The team found that most of the recurrent long-segmental copy number amplification (CNA) patterns were acquired when recent common ancestral cells of a cancer emerge, which should be decades earlier than tumor diagnosis.
“This implies that acquisition of the long-segmental CNAs is an early evolutionary event in breast cancer, which is presumably acquired in early puberty,“ the researchers reported.
The findings also suggested that full neoplastic transformation can take decades from the first event of genomic instability.
In addition to WGS, transcriptome sequencing data were incorporated for 88.6% of these individuals.
This enabled the expression of acquired genomic variants to be tracked and the stratification of these cancers into five prediction analysis of microarray 50 (PAM50) subtypes: luminal A; luminal B; HER2-enriched; basal-like and normal-like.

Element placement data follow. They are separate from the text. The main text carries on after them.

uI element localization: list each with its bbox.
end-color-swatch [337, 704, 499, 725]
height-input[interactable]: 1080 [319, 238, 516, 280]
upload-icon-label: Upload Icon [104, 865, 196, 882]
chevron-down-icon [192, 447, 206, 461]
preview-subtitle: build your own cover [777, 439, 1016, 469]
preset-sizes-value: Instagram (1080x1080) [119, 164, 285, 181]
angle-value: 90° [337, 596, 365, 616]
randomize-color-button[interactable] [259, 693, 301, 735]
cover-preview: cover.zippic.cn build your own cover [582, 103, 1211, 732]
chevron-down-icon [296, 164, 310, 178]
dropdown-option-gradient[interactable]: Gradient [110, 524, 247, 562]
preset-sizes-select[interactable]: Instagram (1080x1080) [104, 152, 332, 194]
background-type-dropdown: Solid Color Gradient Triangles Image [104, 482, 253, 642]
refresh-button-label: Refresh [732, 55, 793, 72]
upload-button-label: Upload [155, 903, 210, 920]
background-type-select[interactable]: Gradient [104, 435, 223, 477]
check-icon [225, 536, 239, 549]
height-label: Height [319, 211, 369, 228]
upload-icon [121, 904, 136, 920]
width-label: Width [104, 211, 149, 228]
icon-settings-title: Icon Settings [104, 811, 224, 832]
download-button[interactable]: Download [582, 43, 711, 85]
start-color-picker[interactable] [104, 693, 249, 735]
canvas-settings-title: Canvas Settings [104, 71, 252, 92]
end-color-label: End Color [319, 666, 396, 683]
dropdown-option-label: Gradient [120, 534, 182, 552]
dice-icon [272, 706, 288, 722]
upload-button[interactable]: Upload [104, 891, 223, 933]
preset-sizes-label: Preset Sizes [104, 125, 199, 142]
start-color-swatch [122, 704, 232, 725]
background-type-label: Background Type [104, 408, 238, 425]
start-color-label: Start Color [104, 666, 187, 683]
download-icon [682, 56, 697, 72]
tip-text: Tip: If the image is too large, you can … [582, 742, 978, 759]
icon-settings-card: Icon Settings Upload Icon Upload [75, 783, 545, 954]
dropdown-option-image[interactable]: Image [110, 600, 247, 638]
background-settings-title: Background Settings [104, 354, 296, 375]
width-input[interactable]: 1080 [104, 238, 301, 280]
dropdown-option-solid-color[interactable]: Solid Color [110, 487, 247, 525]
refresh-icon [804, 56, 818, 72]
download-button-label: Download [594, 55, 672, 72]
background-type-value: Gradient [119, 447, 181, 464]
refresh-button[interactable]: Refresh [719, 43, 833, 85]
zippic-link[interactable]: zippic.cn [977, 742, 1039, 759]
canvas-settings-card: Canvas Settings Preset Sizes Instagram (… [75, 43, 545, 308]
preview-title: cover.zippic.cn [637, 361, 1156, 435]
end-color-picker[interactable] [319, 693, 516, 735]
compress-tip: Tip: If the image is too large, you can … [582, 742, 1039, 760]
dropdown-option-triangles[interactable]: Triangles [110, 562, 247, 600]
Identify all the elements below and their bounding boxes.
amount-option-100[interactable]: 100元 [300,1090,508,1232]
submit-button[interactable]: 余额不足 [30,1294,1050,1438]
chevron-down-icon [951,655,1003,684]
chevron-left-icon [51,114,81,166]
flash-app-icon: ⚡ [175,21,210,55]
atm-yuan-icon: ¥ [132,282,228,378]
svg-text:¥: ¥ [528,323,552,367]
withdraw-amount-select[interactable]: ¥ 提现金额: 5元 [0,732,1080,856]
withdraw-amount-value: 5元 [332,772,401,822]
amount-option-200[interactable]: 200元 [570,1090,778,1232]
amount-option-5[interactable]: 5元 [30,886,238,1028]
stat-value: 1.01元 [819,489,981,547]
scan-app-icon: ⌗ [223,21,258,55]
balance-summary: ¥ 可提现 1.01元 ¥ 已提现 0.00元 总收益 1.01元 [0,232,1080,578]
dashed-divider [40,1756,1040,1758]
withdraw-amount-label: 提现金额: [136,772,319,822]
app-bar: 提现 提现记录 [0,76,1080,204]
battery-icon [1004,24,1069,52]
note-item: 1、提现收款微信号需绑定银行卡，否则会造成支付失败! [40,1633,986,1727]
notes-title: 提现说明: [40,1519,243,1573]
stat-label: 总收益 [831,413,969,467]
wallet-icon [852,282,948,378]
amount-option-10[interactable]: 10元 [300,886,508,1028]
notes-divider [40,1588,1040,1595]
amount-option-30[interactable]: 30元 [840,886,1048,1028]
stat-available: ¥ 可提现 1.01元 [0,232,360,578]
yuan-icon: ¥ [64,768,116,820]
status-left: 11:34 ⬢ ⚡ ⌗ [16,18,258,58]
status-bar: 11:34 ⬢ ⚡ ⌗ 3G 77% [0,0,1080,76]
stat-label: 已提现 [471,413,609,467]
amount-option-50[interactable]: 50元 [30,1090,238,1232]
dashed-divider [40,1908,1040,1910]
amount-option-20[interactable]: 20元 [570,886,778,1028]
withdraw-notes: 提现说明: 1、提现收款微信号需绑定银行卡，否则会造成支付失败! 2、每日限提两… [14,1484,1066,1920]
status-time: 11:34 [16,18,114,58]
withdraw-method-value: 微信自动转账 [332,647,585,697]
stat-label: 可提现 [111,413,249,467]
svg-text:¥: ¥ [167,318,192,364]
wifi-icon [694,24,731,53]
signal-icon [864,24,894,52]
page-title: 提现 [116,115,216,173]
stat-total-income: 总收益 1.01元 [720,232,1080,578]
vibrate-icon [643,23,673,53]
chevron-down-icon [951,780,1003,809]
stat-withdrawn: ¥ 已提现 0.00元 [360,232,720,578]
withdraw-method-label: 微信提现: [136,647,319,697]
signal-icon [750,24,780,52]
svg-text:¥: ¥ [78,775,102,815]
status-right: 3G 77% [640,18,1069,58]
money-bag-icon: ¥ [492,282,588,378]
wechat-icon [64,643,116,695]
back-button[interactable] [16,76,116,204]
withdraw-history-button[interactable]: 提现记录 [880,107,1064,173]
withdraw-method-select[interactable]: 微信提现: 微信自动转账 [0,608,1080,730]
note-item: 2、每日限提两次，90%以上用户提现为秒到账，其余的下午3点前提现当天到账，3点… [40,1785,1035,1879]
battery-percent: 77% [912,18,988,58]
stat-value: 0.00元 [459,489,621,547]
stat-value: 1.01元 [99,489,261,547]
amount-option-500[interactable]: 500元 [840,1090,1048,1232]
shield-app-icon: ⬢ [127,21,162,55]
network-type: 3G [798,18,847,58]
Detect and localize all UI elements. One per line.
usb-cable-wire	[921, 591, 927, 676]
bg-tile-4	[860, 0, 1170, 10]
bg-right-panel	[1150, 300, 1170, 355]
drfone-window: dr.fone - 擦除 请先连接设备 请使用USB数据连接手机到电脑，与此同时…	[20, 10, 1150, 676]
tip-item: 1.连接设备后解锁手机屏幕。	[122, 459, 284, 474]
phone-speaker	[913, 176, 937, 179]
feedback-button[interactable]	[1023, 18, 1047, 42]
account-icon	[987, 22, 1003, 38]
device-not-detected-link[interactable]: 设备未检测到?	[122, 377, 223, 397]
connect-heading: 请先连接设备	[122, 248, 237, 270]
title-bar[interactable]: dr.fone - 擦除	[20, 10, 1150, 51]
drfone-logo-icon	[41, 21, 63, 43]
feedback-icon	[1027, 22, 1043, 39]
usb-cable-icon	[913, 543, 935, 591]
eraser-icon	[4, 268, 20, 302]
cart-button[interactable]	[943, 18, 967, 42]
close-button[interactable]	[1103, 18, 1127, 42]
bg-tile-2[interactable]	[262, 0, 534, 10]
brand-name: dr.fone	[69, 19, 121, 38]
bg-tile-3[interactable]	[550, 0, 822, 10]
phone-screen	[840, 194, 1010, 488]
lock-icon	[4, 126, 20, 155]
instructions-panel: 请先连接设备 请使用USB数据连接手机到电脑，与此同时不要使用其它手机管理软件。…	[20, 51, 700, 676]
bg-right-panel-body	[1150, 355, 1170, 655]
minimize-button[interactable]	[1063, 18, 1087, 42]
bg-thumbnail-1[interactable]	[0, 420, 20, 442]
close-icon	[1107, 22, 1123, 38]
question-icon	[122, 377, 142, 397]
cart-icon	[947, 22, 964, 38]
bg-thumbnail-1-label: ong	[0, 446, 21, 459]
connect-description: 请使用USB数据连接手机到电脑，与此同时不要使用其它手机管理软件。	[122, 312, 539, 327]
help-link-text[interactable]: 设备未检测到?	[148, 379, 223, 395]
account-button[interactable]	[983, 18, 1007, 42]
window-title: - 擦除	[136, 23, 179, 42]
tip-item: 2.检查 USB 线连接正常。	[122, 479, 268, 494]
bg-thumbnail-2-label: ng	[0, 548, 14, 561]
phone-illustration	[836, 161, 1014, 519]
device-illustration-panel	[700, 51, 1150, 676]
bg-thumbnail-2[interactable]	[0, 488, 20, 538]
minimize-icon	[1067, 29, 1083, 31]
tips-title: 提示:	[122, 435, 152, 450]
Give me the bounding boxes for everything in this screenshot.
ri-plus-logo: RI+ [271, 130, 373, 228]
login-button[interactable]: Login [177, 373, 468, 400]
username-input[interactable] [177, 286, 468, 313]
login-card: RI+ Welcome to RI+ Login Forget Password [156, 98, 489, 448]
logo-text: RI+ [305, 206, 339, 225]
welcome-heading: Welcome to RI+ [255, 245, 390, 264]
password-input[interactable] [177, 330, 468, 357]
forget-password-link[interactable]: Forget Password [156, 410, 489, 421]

These patients were characterized by a younger median age, at 44 years, and lower proportions of estrogen receptor-positive (ER+)/luminal A subtypes compared with breast cancer cases in Western countries, which the researchers say make it a distinct population for investigation.
The researchers noted that WGS offers a more comprehensive approach than traditional pathology assessments using small tumor samples, enabling detection of diverse genetic alternations including subclonal mutations.
“This comprehensive analysis provides a quantitative understanding of tumor heterogeneity, capturing the full genetic diversity within tumors and aiding in the prediction of treatment responses,” they explained.
“Given these advantages, we anticipate that WGS-based quantitative assessment of tumor heterogeneity, both at diagnosis and during progression, will have a critical role in shaping future precision oncology strategies.”